6. En deuxième lieu, aux termes de l'alinéa 3 de l'article L. 124-2 du code de l'urbanisme, dans sa version applicable au litige : " (...) Les cartes communales sont approuvées, après enquête publique réalisée conformément au chapitre III du titre II du livre Ier du code de l'environnement, consultation de la chambre d'agriculture et avis de la commission départementale de la consommation des espaces agricoles prévue à l'article L. 112-1-1 du code rural et de la pêche maritime, par le conseil municipal et le préfet. " et aux termes de l'article 2 du décret du 9 juin 2015 relatif aux commissions départementales et interdépartementale de la préservation des espaces naturels, agricoles et forestiers en métropole : " I. - Le présent décret entre en vigueur le premier jour du deuxième mois suivant celui de sa publication. (...) II. - Les dossiers soumis à la commission départementale ou interdépartementale de la consommation des espaces agricoles pour lesquels celle-ci n'aurait pas encore émis d'avis à la date d'entrée en vigueur du présent décret sont transmis, sans délai, à la commission départementale ou interdépartementale de la préservation des espaces naturels, agricoles et forestiers territorialement compétente qui en poursuit l'examen. III. - Les avis émis par la commission départementale ou interdépartementale de la consommation des espaces agricoles avant la date d'entrée en vigueur du présent décret sont réputés rendus par la commission départementale ou interdépartementale de la préservation des espaces naturels, agricoles et forestiers ".
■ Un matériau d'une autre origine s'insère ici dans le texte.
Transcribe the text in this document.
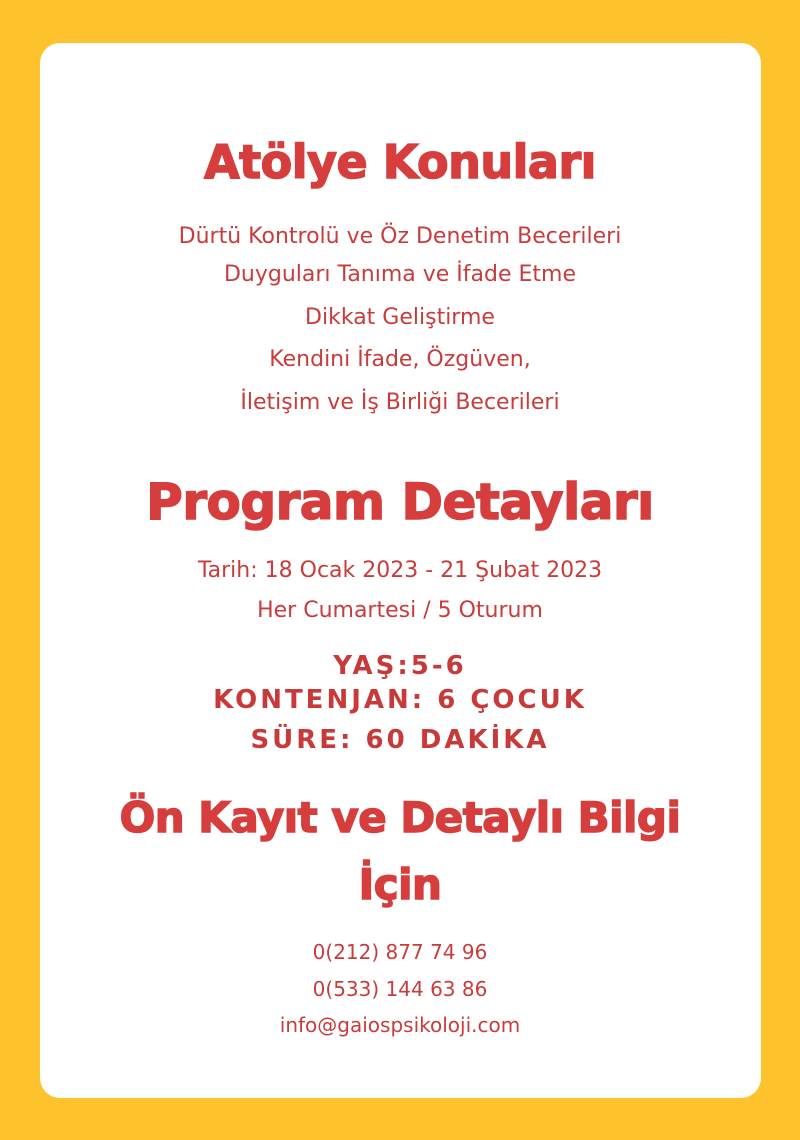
Atölye Konuları
Dürtü Kontrolü ve Öz Denetim Becerileri
Duyguları Tanıma ve İfade Etme
Dikkat Geliştirme
Kendini İfade, Özgüven,
İletişim ve İş Birliği Becerileri
Program Detayları
Tarih: 18 Ocak 2023 - 21 Şubat 2023
Her Cumartesi / 5 Oturum
YAŞ:5-6
KONTENJAN: 6 ÇOCUK
SÜRE: 60 DAKİKA
Ön Kayıt ve Detaylı Bilgi
İçin
0(212) 877 74 96
0(533) 144 63 86
info@gaiospsikoloji.com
7. En l'espèce, l'avis visé par les dispositions précitées du code de l'urbanisme a été donné, le 16 février 2014, par la commission départementale de la consommation des espaces agricoles (CDCEA) du Gers. Or, en application des dispositions du décret du 9 juin 2015 citées au point précédent, entrées en vigueur le 11 juin suivant, un tel avis est réputé avoir été rendu par la commission départementale de la préservation des espaces agricoles, naturels et forestiers (CDPENAF). Par suite, le moyen tiré de ce qu'en méconnaissance des règles de procédure, la CDPENAF n'a pas été consultée pour avis préalablement à l'approbation de la présente carte communale ne peut qu'être écarté.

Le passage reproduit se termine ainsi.